Damals wusste ich es noch nicht, aber dieses helle Licht war meine Mama, die gesagt hat: „Karin, da wo ich bin, gibt es keine Schuld!” Das war der Startschuss und heute weiß ich auch, dass meine Mama sich zur Verfügung gestellt hat, so früh zu gehen, um mich in meine Kraft zu bringen, und weil ich glaube, dass meine Berufung genau das ist: Menschen, die Angst zu nehmen. Diese brutale Angst vor dem Sterben und vor dem Tod, wenigstens einen Teil davon, denn ganz nehmen kann man es schließlich nicht. Im Jahr 2014 habe ich selbst dann Krebs gehabt und gemerkt, dass auch ich Angst habe, aber man kann leichter mit so einer Angst durchs Leben gehen, wenn man sich mit dem Tod beschäftigt hat. Und das machen eben die meisten Menschen nicht, weil sie so viel Angst haben davor. Man schiebt es weg nach dem Motto: „Gestorben wird woanders, aber nicht bei mir!”. Ich hingegen habe mich nun als 15jähriges Mädchen angefangen, damit zu beschäftigen: Wo ist denn jetzt die Mama und warum musste das passieren?! Wieso gibt es Kriege und wieso müssen Menschen so viel leiden?! Wo kommen wir her und wo gehen wir hin?! Was passiert nach dem Tod?!

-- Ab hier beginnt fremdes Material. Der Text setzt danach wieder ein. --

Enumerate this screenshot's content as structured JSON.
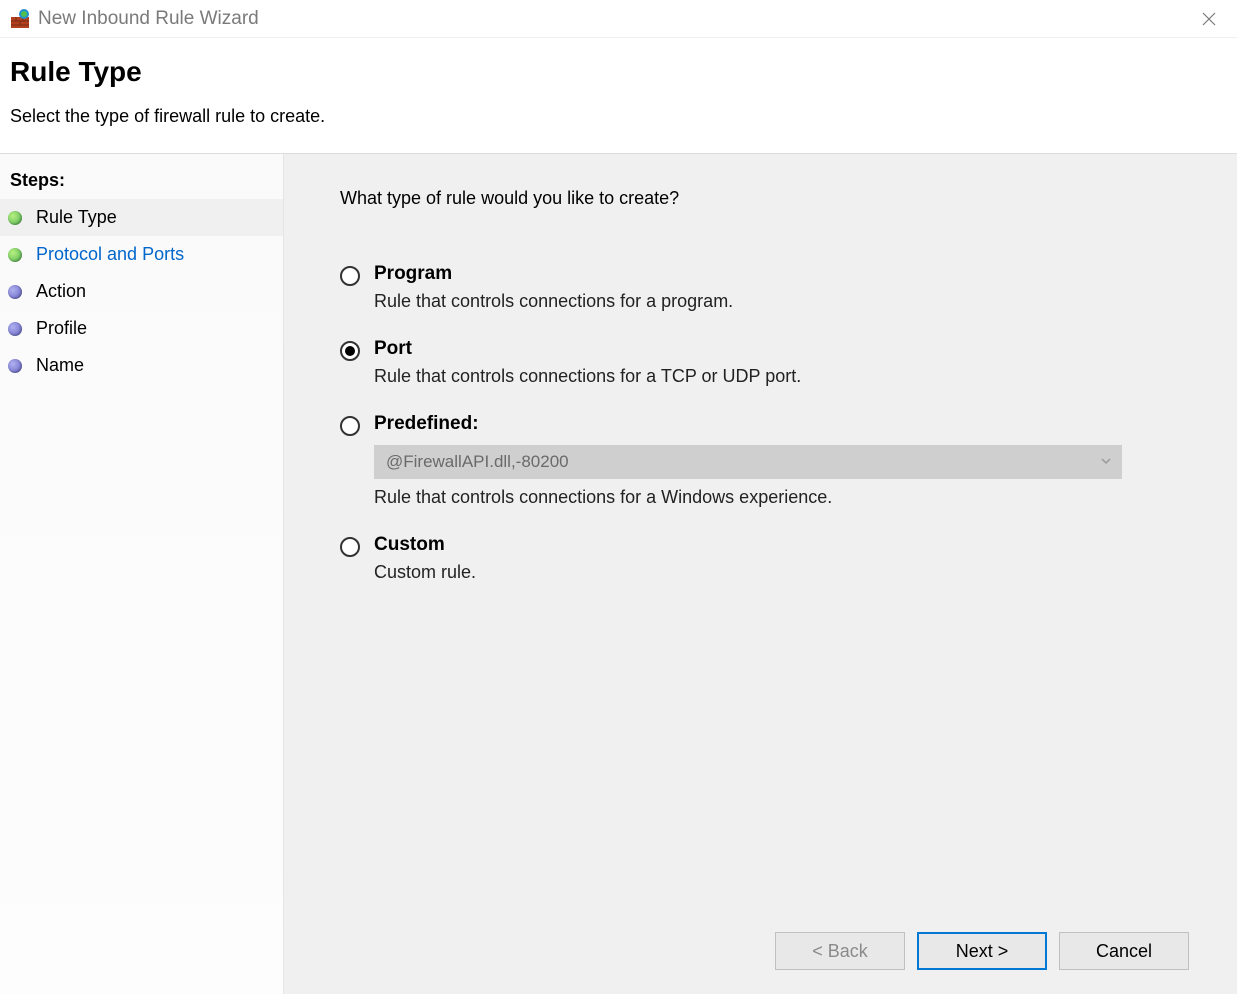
{
  "titlebar": {
    "title": "New Inbound Rule Wizard"
  },
  "header": {
    "title": "Rule Type",
    "subtitle": "Select the type of firewall rule to create."
  },
  "sidebar": {
    "heading": "Steps:",
    "items": [
      {
        "label": "Rule Type",
        "color": "green",
        "active": true,
        "link": false
      },
      {
        "label": "Protocol and Ports",
        "color": "green",
        "active": false,
        "link": true
      },
      {
        "label": "Action",
        "color": "blue",
        "active": false,
        "link": false
      },
      {
        "label": "Profile",
        "color": "blue",
        "active": false,
        "link": false
      },
      {
        "label": "Name",
        "color": "blue",
        "active": false,
        "link": false
      }
    ]
  },
  "main": {
    "question": "What type of rule would you like to create?",
    "options": {
      "program": {
        "title": "Program",
        "desc": "Rule that controls connections for a program."
      },
      "port": {
        "title": "Port",
        "desc": "Rule that controls connections for a TCP or UDP port."
      },
      "predefined": {
        "title": "Predefined:",
        "selected_value": "@FirewallAPI.dll,-80200",
        "desc": "Rule that controls connections for a Windows experience."
      },
      "custom": {
        "title": "Custom",
        "desc": "Custom rule."
      }
    },
    "selected": "port"
  },
  "footer": {
    "back": "< Back",
    "next": "Next >",
    "cancel": "Cancel"
  }
}
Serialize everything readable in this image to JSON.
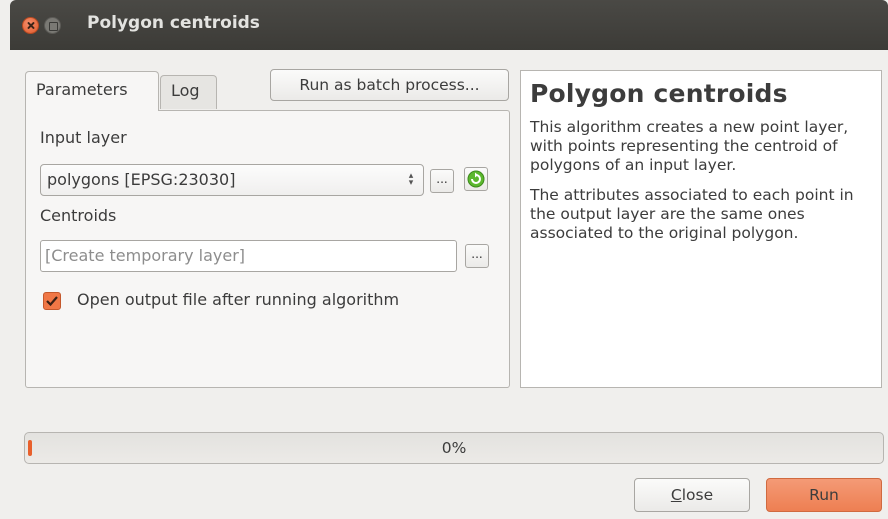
{
  "window": {
    "title": "Polygon centroids"
  },
  "tabs": [
    {
      "label": "Parameters",
      "active": true
    },
    {
      "label": "Log",
      "active": false
    }
  ],
  "toolbar": {
    "batch_label": "Run as batch process..."
  },
  "params": {
    "input_layer_label": "Input layer",
    "input_layer_value": "polygons [EPSG:23030]",
    "ellipsis": "...",
    "centroids_label": "Centroids",
    "centroids_placeholder": "[Create temporary layer]",
    "open_output_label": "Open output file after running algorithm",
    "open_output_checked": true
  },
  "help": {
    "title": "Polygon centroids",
    "paragraph1": "This algorithm creates a new point layer, with points representing the centroid of polygons of an input layer.",
    "paragraph2": "The attributes associated to each point in the output layer are the same ones associated to the original polygon."
  },
  "progress": {
    "value": 0,
    "text": "0%"
  },
  "buttons": {
    "close_mnemonic": "C",
    "close_rest": "lose",
    "run": "Run"
  },
  "colors": {
    "accent": "#f07746",
    "run_button": "#ee7f52",
    "titlebar": "#3c3b37"
  },
  "icons": {
    "close": "close-icon",
    "minimize": "minimize-icon",
    "refresh": "refresh-icon",
    "checkbox": "check-icon",
    "combo": "spinner-arrows-icon"
  }
}
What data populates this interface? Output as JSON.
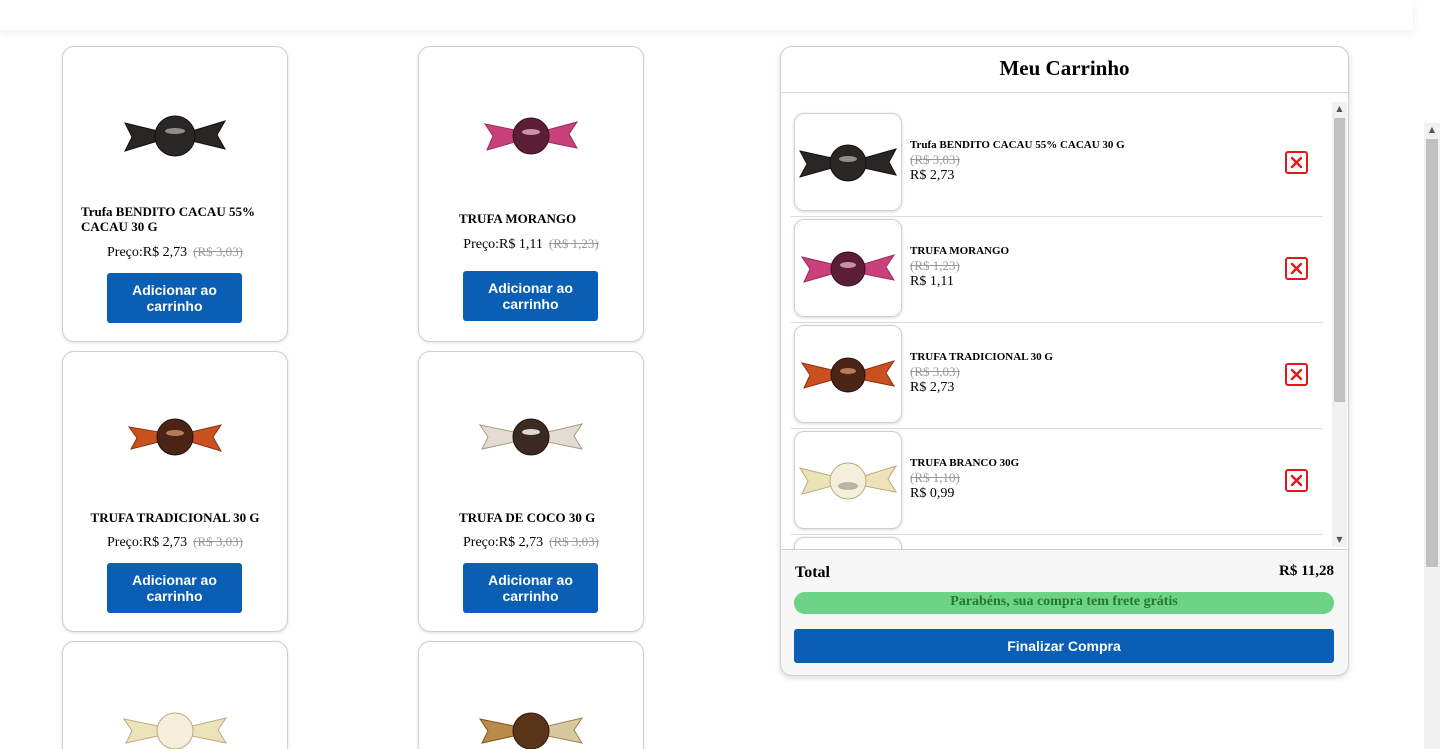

Und weißt du, wenn man so einen Wunsch ins Universum speist, dann kommen irgendwie immer die Leute, die man braucht, damit man wieder ein Stück weiter kommt. Die Eine hat mir ein Engelsbuch geschenkt, die Nächste mir etwas von einem Schamanen erzählt und wiederum eine Andere eine Heilung mit mir gemacht. Alle wollten, dass ich die Mama loslasse, aber irgendwann habe ich ihre Stimme gehört, die sagte: „Lass mich nicht los, sondern lass mich bei dir sein, ich möchte mit dir durchs Leben gehen!” Und genau das vermittle ich jetzt weiter. Ich bin dann zuerst Krankenschwester worden — und zwar genau in dem Krankenhaus, wo sie verstorben ist — um Schuld abzutragen, was mir damals aber zunächst nicht bewusst war. Dann war ich viele Jahre in diesem Beruf tätig und natürlich immer wieder mit dem Sterben, dem Tod und diesem wahnsinnigen Schmerz der Angehörigen konfrontiert. Schon damals bin ich immer in die Zimmer gegangen und habe gesagt, dass es nun Zeit ist, sich voneinander zu verabschieden. Das ist der wichtigste Satz, den alle, die Sterbende begleiten, sagen sollten, damit es ausgesprochen ist, und damit die Menschen nochmal miteinander reden. Das ist ganz wichtig.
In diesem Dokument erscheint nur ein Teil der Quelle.